They got it wrong last time … in a big way. They crunched the numbers and kept coming up with the wrong answer over and over. Now, nationwide pollsters are digging into the statistical weeds with more numbers and lingo than someone with a doctorate could interpret. But it came down to one thing in 2016, and you don’t need an advanced degree in election analysis to understand that 2020 hinges on one thing – voter turnout.
In a long – as in marathon-length – article for The New Republic, political forecasting analyst Rachel Bitecofer, waxes eloquent about the upcoming presidential election. Despite a not terribly concealed bias against the president, she makes many salient points about the upcoming election that has everyone on pins and needles, but her overall thesis can be boiled down to only one fact. To wit:
Negative partisanship is effective in getting people to vote. Simply put, this is the politics of despising the other party or opposing candidate enough to motivate people to go to the polls. Bitecofer found in her research that “Seventy-one percent of Republicans and 55 percent of Democrats now regard the opposition party as a force that stokes baleful national decline.” This dogged dislike for the other side turns into that all-important number of who will ultimately exercise their franchise November 3, 2020.
In reviewing the 2016 polling data, it was “The Non-Voters Who Decided The Election: Trump Won Because Of Lower Democratic Turnout,” as Forbes so aptly headlined just a few days following Trump’s surprising victory. This tells all because, whether it’s low turnout for the opposition or high turnout for your side, in the end, it’s just plain turnout with a capital “T” that drives the bus that leads to 1600 Pennsylvania Avenue.

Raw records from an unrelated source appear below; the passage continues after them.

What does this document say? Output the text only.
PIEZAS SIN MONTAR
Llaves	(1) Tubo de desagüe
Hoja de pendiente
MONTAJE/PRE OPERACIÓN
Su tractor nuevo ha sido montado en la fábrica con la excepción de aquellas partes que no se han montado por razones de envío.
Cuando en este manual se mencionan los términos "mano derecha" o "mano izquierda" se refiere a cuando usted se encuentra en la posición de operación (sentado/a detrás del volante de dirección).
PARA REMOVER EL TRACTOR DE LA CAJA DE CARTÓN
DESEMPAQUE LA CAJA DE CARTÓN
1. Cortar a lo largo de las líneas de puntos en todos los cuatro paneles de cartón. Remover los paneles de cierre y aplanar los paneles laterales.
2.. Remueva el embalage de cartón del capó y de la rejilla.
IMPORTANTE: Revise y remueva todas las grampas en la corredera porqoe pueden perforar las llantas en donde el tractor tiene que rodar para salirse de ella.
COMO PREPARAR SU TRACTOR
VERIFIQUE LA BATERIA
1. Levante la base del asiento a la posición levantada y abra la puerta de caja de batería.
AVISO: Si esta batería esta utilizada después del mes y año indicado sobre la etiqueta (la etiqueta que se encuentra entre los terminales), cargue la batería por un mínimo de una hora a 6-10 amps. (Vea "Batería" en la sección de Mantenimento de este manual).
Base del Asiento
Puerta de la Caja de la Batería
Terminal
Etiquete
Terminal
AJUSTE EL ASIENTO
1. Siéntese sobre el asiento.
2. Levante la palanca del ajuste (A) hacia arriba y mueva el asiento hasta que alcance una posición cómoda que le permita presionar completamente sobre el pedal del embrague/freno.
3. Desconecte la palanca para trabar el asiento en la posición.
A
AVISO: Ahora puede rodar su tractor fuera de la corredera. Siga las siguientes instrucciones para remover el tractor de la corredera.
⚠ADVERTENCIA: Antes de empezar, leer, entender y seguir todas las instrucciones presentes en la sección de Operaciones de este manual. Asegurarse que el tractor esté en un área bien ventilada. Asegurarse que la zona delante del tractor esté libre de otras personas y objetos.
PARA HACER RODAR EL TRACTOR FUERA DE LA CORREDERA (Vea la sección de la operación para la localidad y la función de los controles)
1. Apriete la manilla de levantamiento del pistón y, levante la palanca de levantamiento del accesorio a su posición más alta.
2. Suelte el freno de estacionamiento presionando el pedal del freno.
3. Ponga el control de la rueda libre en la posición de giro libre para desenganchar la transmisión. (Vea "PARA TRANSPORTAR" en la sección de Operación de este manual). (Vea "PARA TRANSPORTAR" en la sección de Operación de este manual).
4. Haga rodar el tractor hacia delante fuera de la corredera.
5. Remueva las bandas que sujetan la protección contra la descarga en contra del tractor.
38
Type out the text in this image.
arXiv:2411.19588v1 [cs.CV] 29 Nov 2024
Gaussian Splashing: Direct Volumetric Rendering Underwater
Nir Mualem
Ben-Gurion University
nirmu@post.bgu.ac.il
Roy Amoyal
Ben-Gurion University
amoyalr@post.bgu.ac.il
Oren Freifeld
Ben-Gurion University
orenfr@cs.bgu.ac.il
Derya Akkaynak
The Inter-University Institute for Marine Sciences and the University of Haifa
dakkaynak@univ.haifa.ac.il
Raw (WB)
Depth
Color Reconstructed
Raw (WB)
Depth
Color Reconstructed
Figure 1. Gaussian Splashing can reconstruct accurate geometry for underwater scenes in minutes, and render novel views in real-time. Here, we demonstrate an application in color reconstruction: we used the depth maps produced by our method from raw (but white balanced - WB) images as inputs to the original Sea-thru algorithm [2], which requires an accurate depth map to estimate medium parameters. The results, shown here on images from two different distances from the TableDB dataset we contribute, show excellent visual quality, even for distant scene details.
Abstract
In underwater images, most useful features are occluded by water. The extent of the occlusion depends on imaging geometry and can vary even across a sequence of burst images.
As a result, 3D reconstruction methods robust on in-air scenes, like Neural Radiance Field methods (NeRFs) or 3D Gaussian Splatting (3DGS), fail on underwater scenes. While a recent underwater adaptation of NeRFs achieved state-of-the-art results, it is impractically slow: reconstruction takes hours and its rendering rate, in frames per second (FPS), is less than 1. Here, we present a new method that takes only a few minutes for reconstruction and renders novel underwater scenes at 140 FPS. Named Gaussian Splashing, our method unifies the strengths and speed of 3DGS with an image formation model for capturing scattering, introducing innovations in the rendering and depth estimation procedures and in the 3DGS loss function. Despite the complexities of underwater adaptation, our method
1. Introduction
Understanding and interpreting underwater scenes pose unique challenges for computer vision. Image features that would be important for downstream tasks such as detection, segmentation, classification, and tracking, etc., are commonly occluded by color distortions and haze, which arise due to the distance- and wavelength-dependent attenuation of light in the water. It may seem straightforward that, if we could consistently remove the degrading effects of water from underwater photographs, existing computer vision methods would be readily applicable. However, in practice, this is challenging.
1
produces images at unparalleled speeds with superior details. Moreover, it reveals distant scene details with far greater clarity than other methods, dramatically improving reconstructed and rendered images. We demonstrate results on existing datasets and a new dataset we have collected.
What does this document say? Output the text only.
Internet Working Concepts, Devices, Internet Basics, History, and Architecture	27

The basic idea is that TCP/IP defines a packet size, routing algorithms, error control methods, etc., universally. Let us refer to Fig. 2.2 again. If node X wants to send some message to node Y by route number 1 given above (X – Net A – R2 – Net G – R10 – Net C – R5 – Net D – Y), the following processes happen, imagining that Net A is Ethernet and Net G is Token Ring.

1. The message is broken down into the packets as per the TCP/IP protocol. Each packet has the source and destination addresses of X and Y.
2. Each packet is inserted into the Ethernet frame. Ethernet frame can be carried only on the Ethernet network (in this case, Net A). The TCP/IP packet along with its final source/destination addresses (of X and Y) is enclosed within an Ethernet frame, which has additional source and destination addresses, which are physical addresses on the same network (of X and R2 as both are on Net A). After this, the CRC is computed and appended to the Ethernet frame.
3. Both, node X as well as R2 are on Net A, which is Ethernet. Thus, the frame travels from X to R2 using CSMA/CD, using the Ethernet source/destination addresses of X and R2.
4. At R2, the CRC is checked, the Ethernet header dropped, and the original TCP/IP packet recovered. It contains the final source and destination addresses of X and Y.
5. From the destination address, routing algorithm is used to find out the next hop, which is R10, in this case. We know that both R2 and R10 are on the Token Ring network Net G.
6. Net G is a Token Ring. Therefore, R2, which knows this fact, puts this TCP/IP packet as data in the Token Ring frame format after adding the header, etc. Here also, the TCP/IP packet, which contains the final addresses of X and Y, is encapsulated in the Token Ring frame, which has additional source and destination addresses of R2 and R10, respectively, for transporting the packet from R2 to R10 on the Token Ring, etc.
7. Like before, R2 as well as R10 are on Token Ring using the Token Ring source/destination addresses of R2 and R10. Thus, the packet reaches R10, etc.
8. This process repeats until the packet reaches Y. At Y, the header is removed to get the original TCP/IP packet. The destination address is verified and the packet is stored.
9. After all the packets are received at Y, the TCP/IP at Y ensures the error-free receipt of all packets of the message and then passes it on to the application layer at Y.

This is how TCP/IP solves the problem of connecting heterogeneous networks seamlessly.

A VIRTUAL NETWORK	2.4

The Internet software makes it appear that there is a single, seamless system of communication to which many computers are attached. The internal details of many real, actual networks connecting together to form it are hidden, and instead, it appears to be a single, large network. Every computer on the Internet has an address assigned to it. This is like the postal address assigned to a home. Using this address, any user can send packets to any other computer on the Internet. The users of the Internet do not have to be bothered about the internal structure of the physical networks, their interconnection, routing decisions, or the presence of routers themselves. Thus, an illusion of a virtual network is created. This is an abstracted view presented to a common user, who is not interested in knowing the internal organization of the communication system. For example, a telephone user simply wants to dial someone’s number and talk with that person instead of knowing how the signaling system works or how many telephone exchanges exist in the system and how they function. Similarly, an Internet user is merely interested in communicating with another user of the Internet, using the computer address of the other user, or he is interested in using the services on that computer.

If the president is to win again, this will be his ticket to the oval office, and his campaign people know this all too well. They focus on turnout, publish the numbers, and register rally attendees to vote for good reason. As I reported in another recent article for Liberty Nation, the data regarding those who show up for Trump campaign rallies is, thus far, very favorable in this crucial area.
In Kentucky, those who voted once or less in the last four elections totaled 28%. In Mississippi, it was 24%, and in Arizona, 26% of the people who came to the Trump extravaganza in Phoenix did not vote in 2016. Rally by rally, Trump’s people track these folks and count those whom they register. Of course, not all these people may actually go to the poll on election day. But what if a portion of them do? All that must happen for a Trump win is for Democrats to stay home and Republicans – along with these newbies – to vote early, though not often, unless they’re in Chicago, of course.
All kidding aside, the raw statistics are not in the president’s favor. The electorate, as Bitecofer accurately states, is not even-steven: “[As] currently constituted, there are more potential Democratic voters out there than there are Republican, and not just in California. There are more in the Midwest and the Sun Belt. There are so many more in Virginia and Colorado that both states have moved off the swing state map.”
But – and this is a huge but – if one goes back to the original premise of negative partisanship, one must ask who is motivated to go to the polls and who is motivated to stay home and nuke their dinner while watching the tube?
First of all, the Democrats must – as in absolutely must – nominate someone who excites them. So far, that appears to be Bernie Sanders, but for a large swath of the American public, as Chris Matthews thunders on his Hardball program night after night – Sanders is a big turn off. This isn’t just because moderate Dems don’t like him. No, what Bernie brings to the table is a huge (as the president would say) group of Americans who don’t just dislike the democratic socialist – but fear him.
And that, dear readers, is just the ticket to a massive negative partisanship vote in favor of the president. The final sentence of Ms. Bitecofer’s article in The New Republic says just that: “Partisanship is a hell of a drug—especially when it’s cut with a heavy dose of existential fear.”
Indeed, it is, and this is precisely why America is likely to give Mr. Trump four more years.